The Auditor-General of the Federation, Adolphus Aghughu, in an audit report, a copy of which our correspondent obtained on Thursday, stated the respective income from each of the services, scheduled oil terminal dues, details of pilotage and service boats and the nature of rentals services offered and rates applied.
The report stated that examination of the accounts revealed that the channels and waterways maintenance rose from N44.43bn in 2015 to N64.13bn in 2016, an increase of over N20bn.
The NPA was said to have incurred about N38.41bn as service charge on the Ports and Quays.

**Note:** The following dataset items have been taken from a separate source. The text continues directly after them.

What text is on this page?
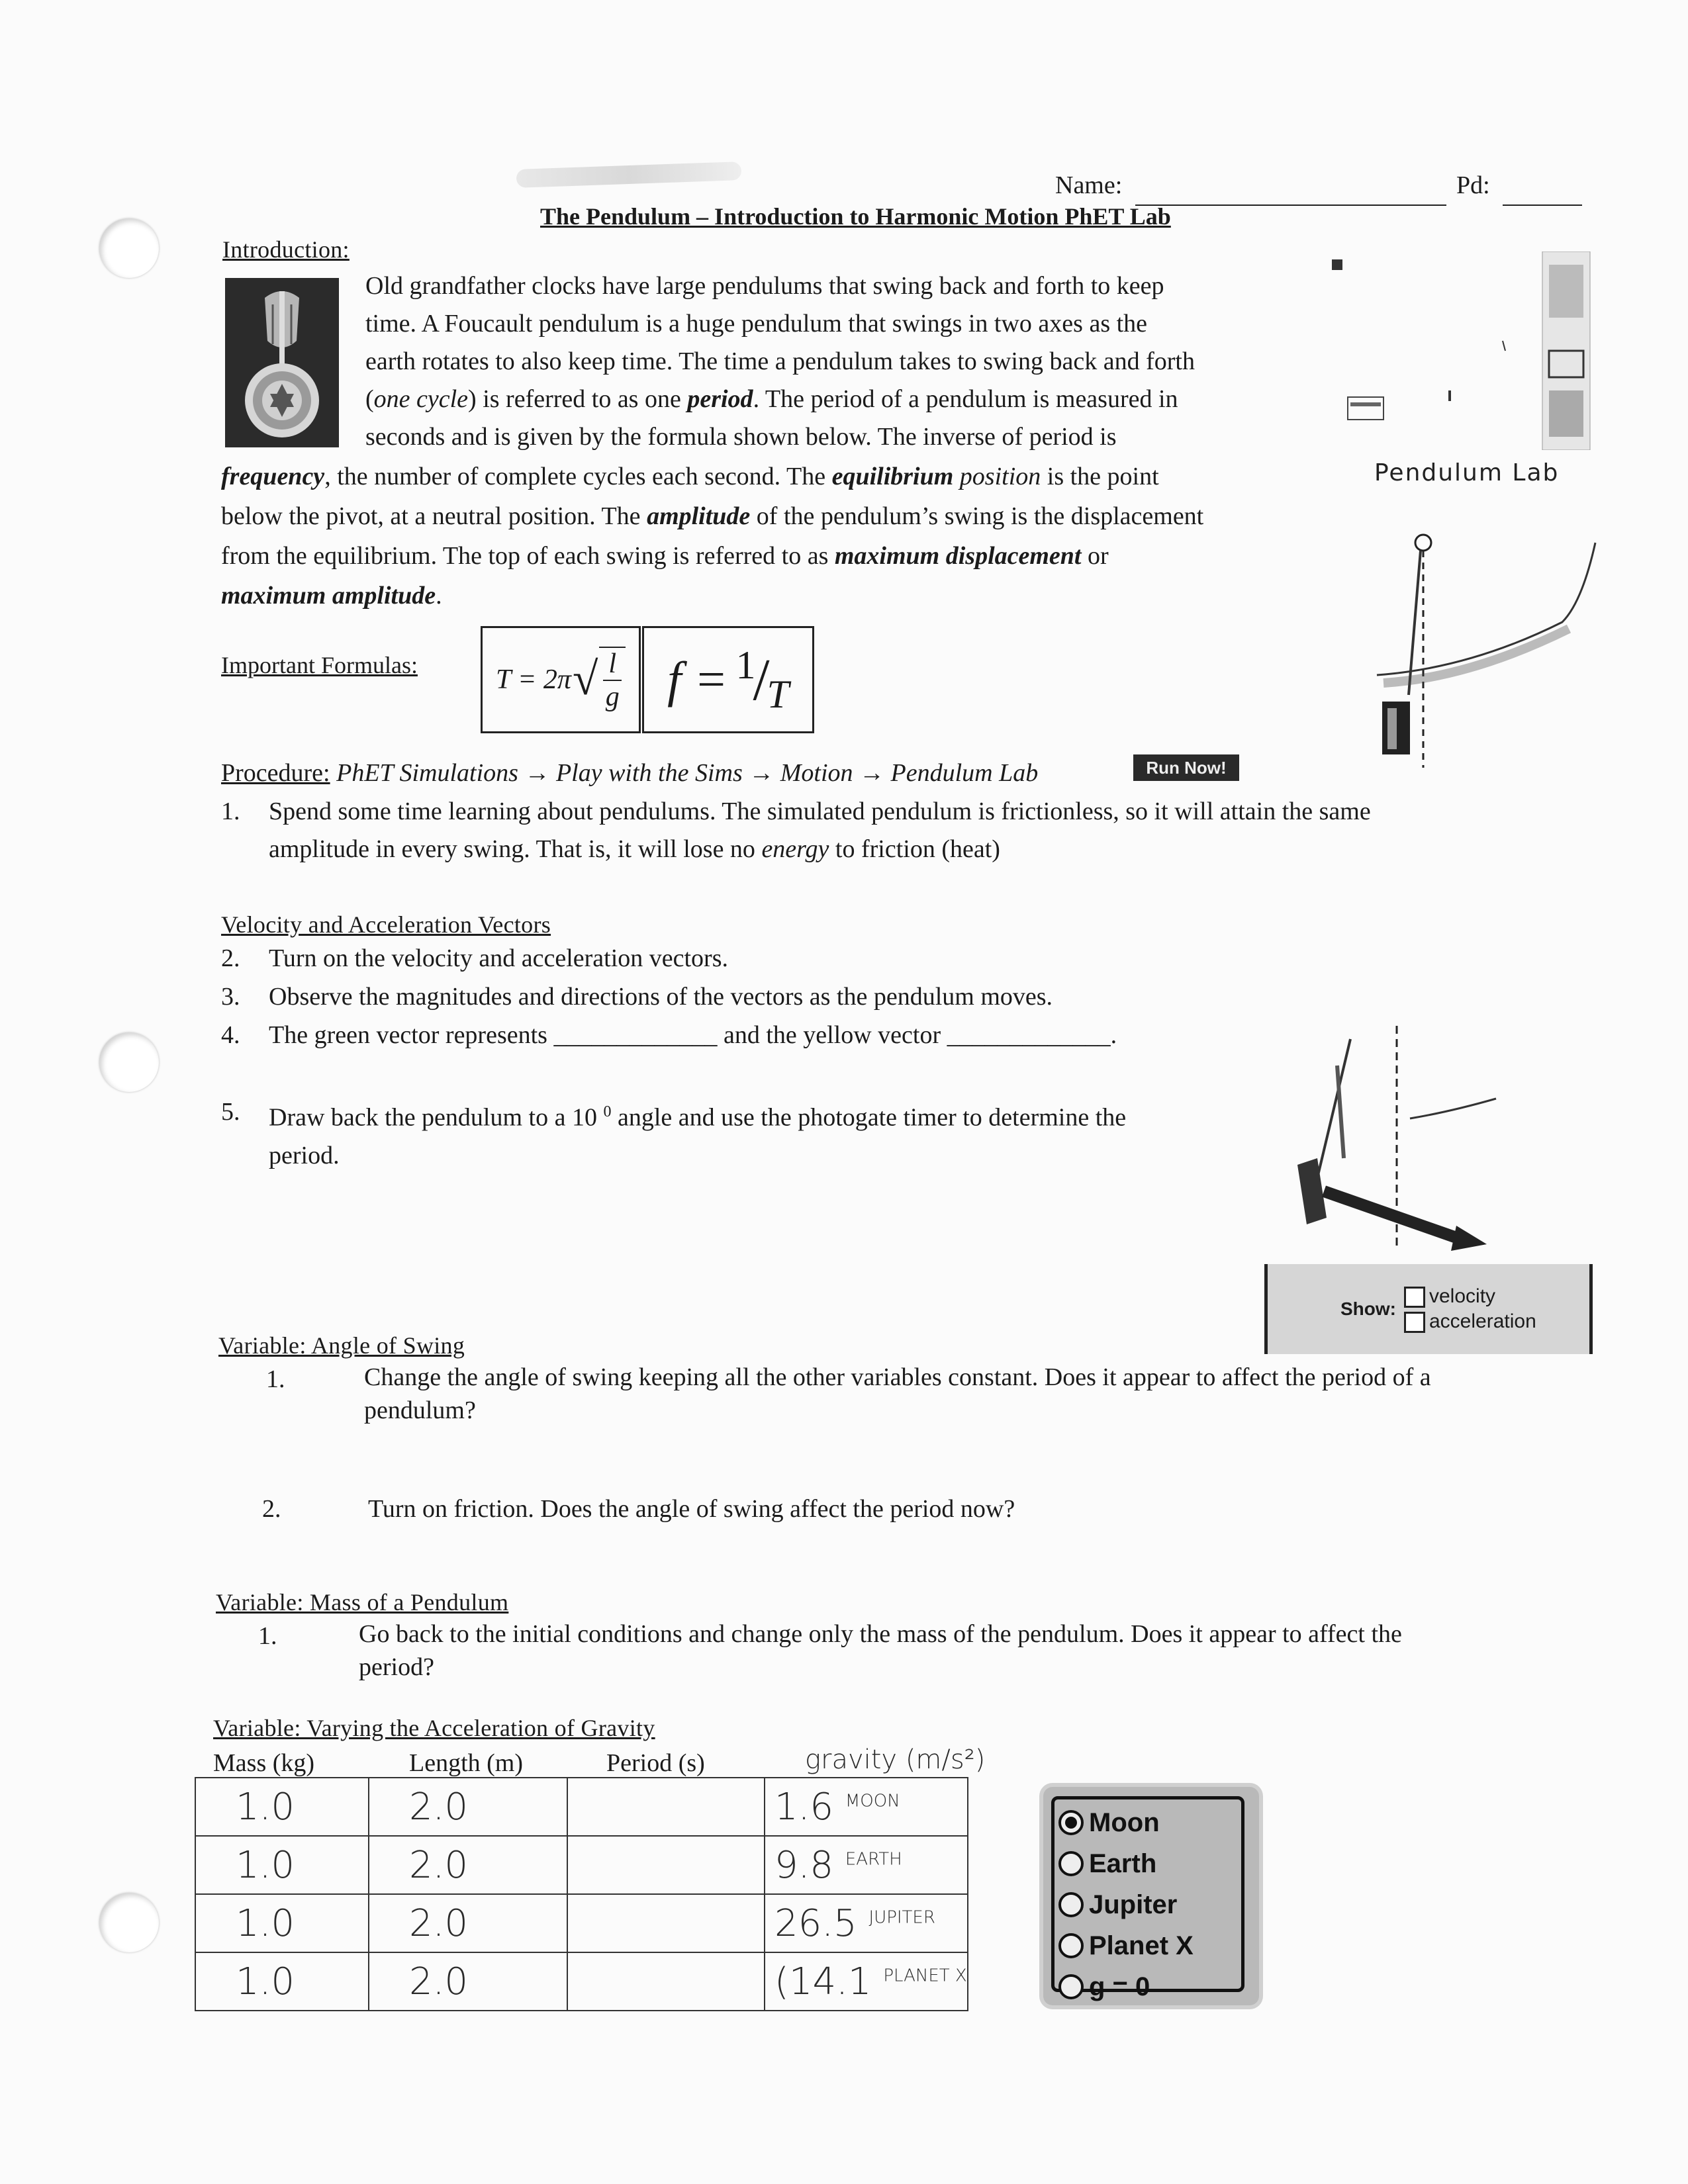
Name:	Pd:
The Pendulum – Introduction to Harmonic Motion PhET Lab
Introduction:
Old grandfather clocks have large pendulums that swing back and forth to keep
time. A Foucault pendulum is a huge pendulum that swings in two axes as the
earth rotates to also keep time. The time a pendulum takes to swing back and forth
(one cycle) is referred to as one period. The period of a pendulum is measured in
seconds and is given by the formula shown below. The inverse of period is
frequency, the number of complete cycles each second. The equilibrium position is the point
below the pivot, at a neutral position. The amplitude of the pendulum’s swing is the displacement
from the equilibrium. The top of each swing is referred to as maximum displacement or
maximum amplitude.
Pendulum Lab
Important Formulas:	T = 2π √ $\frac{l}{g}$ f = 1
/
T
Procedure: PhET Simulations → Play with the Sims → Motion → Pendulum Lab	Run Now!
1. Spend some time learning about pendulums. The simulated pendulum is frictionless, so it will attain the same
amplitude in every swing. That is, it will lose no energy to friction (heat)
Velocity and Acceleration Vectors
2. Turn on the velocity and acceleration vectors.
3. Observe the magnitudes and directions of the vectors as the pendulum moves.
4. The green vector represents _____________ and the yellow vector _____________.
5. Draw back the pendulum to a 10 $^0$ angle and use the photogate timer to determine the
period.
Show:
velocity
acceleration
Variable: Angle of Swing
1.	Change the angle of swing keeping all the other variables constant. Does it appear to affect the period of a
pendulum?
2.	Turn on friction. Does the angle of swing affect the period now?
Variable: Mass of a Pendulum
1.	Go back to the initial conditions and change only the mass of the pendulum. Does it appear to affect the
period?
Variable: Varying the Acceleration of Gravity
Mass (kg)	Length (m)	Period (s)	gravity (m/s²)
1.0	2.0		1.6 $^{MOON}$
1.0	2.0		9.8 $^{EARTH}$
1.0	2.0		26.5 $^{JUPITER}$
1.0	2.0		(14.1 $^{PLANET X}$
Moon
Earth
Jupiter
Planet X
g = 0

The office, therefore, asked the NPA management to provide details of how these charges were incurred and what it meant by the term ‘others’ on which about N4.7bn was spent.

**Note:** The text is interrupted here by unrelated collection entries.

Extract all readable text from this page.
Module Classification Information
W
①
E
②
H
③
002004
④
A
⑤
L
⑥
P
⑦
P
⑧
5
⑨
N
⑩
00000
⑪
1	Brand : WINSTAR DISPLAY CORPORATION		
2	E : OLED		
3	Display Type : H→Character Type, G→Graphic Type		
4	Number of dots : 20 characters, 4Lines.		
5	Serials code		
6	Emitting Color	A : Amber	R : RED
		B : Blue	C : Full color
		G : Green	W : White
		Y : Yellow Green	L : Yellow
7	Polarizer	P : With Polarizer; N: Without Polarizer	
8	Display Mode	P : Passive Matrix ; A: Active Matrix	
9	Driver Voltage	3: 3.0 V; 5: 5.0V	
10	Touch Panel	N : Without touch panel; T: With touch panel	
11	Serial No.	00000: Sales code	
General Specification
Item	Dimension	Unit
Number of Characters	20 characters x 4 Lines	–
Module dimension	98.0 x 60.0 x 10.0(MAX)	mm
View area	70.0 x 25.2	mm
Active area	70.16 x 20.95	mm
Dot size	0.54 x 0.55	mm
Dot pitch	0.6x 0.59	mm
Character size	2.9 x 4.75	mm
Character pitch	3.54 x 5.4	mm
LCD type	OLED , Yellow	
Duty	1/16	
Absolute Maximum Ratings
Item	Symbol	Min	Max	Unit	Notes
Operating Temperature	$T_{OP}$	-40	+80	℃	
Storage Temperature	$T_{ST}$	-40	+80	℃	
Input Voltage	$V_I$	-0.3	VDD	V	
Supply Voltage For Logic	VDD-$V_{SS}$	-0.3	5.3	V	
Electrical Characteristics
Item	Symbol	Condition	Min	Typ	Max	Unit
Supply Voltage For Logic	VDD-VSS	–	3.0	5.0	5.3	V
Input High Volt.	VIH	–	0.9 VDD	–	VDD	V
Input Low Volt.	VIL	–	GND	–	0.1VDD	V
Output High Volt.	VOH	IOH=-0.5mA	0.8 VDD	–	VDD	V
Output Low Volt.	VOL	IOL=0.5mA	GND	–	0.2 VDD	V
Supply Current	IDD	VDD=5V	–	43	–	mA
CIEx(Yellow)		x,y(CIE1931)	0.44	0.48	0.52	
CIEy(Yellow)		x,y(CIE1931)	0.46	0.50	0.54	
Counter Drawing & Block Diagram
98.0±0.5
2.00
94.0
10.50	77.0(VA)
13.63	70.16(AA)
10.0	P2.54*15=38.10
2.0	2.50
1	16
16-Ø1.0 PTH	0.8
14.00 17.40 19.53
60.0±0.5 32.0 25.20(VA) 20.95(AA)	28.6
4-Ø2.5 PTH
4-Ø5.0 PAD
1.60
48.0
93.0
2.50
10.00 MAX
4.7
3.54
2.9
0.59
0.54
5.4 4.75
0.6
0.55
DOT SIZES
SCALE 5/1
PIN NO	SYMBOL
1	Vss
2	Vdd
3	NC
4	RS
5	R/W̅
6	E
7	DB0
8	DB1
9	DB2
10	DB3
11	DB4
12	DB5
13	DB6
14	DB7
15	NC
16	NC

Furthermore, the auditor-general said an examination of the accounts of the NPA showed that Intels Integrated Services Limited was overpaid commission to the tune of N2.1bn.
Amaechi and the NPA are to also explain what happened to the dividend income of N643.01m received from their Joint Venture partners as well as interest income of about N97.8m and N28.7m being interest from bank deposits and interest on loans and receivables.
Other queries issued against the NPA included administrative expenses of N61bn, which included professional charges of N638m; donation and subscription of N1.88bn; exchange loss of N7.3bn; defined benefit expenses of N11.4bn; and director’s remuneration of N4.2m.
The office also identified what it called ‘understatement of depreciation charges’ to the tune of N6.4bn, stating that ‘the provision made against eight classes of property amounted to N4.47bn as against N10.89m arrived at during vetting’.